How corals get nutrition from light and from feeding: zooxanthellae photosynthesis plus heterotrophic feeding, what to feed by coral type, broadcast vs target feeding, and overfeeding risks.

Overview

Corals feed in two ways at once: many get most of their energy from light, through symbiotic algae living in their tissue, and most also capture food from the water. Understanding this balance helps reefkeepers decide what, how much and how often to feed, which varies a great deal between coral types.

Light: feeding through zooxanthellae

Most reef corals host symbiotic dinoflagellates called zooxanthellae (Symbiodinium) in their tissue. These algae photosynthesise and pass sugars, glycerol, amino acids and other compounds to the coral, supplying a large share of its energy, by some accounts up to around 85 percent in well-lit photosynthetic corals. For these corals, appropriate lighting is itself a form of feeding, and many can survive on light alone, though feeding improves growth and colour.

Heterotrophic feeding

Corals also feed directly, capturing zooplankton, phytoplankton, bacteria, detritus and dissolved organic matter with their tentacles and stinging cells. Most corals do this at night, when they expand their tissue and extend their feeding polyps. This captured food supplies nutrients, especially the amino acids and fatty acids used for tissue and pigment, that photosynthesis alone may not fully cover.

Feeding by coral type

  • LPS (large-polyp stony) corals: have large polyps and tentacles and take meaty foods such as mysis shrimp and sinking pellets, often target-fed.
  • SPS (small-polyp stony) corals: have tiny polyps and use very fine foods such as phytoplankton, rotifers and amino acids, usually broadcast into the water.
  • Soft corals: many absorb dissolved nutrients and take fine particulate 'marine snow' and detritus from the water column.
  • Non-photosynthetic (NPS) corals: lack zooxanthellae and depend entirely on captured food.
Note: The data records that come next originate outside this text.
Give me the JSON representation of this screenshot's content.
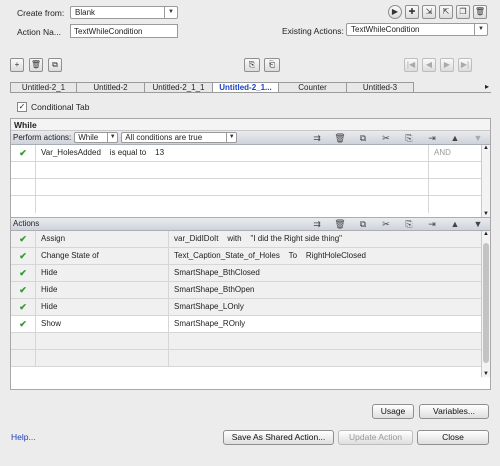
{
  "header": {
    "create_from_label": "Create from:",
    "create_from_value": "Blank",
    "action_name_label": "Action Na...",
    "action_name_value": "TextWhileCondition",
    "existing_label": "Existing Actions:",
    "existing_value": "TextWhileCondition"
  },
  "top_icons": [
    "play-icon",
    "add-icon",
    "import-icon",
    "export-icon",
    "duplicate-icon",
    "delete-icon"
  ],
  "tabs": [
    "Untitled-2_1",
    "Untitled-2",
    "Untitled-2_1_1",
    "Untitled-2_1...",
    "Counter",
    "Untitled-3"
  ],
  "active_tab": 3,
  "conditional": {
    "label": "Conditional Tab",
    "checked": true
  },
  "section_title": "While",
  "perform": {
    "label": "Perform actions:",
    "mode": "While",
    "conditions": "All conditions are true"
  },
  "conditions_rows": [
    {
      "check": "✔",
      "variable": "Var_HolesAdded",
      "text": "Var_HolesAdded    is equal to    13",
      "op": "AND"
    }
  ],
  "actions_header": "Actions",
  "actions_rows": [
    {
      "check": "✔",
      "action": "Assign",
      "target": "var_DidIDoIt    with    \"I did the Right side thing\""
    },
    {
      "check": "✔",
      "action": "Change State of",
      "target": "Text_Caption_State_of_Holes    To    RightHoleClosed"
    },
    {
      "check": "✔",
      "action": "Hide",
      "target": "SmartShape_BthClosed"
    },
    {
      "check": "✔",
      "action": "Hide",
      "target": "SmartShape_BthOpen"
    },
    {
      "check": "✔",
      "action": "Hide",
      "target": "SmartShape_LOnly"
    },
    {
      "check": "✔",
      "action": "Show",
      "target": "SmartShape_ROnly"
    }
  ],
  "buttons": {
    "usage": "Usage",
    "variables": "Variables...",
    "help": "Help...",
    "save_shared": "Save As Shared Action...",
    "update": "Update Action",
    "close": "Close"
  },
  "colors": {
    "accent": "#1a3fbf",
    "check": "#2e9b2e"
  }
}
Broadcast versus target feeding

Broadcast feeding adds food to the water column so corals catch it in the flow; it suits SPS and filter-feeding soft corals. Target feeding delivers food directly onto a coral's polyps, usually with the flow turned down so the food is not swept away, and suits large-polyp corals and especially non-photosynthetic species such as sun corals (Tubastraea), which must have each polyp fed. A feeding response, the extension of polyps and tentacles, shows the coral is ready to eat.

How much and overfeeding

Feeding should be matched to what the corals actually take. Any food not eaten breaks down and raises nutrients, which can fuel nuisance algae, cyanobacteria and pest organisms, and degrade water quality. The usual approach is to feed modest amounts a few times a week for photosynthetic corals and more often for non-photosynthetic ones, while watching nutrient levels and adjusting.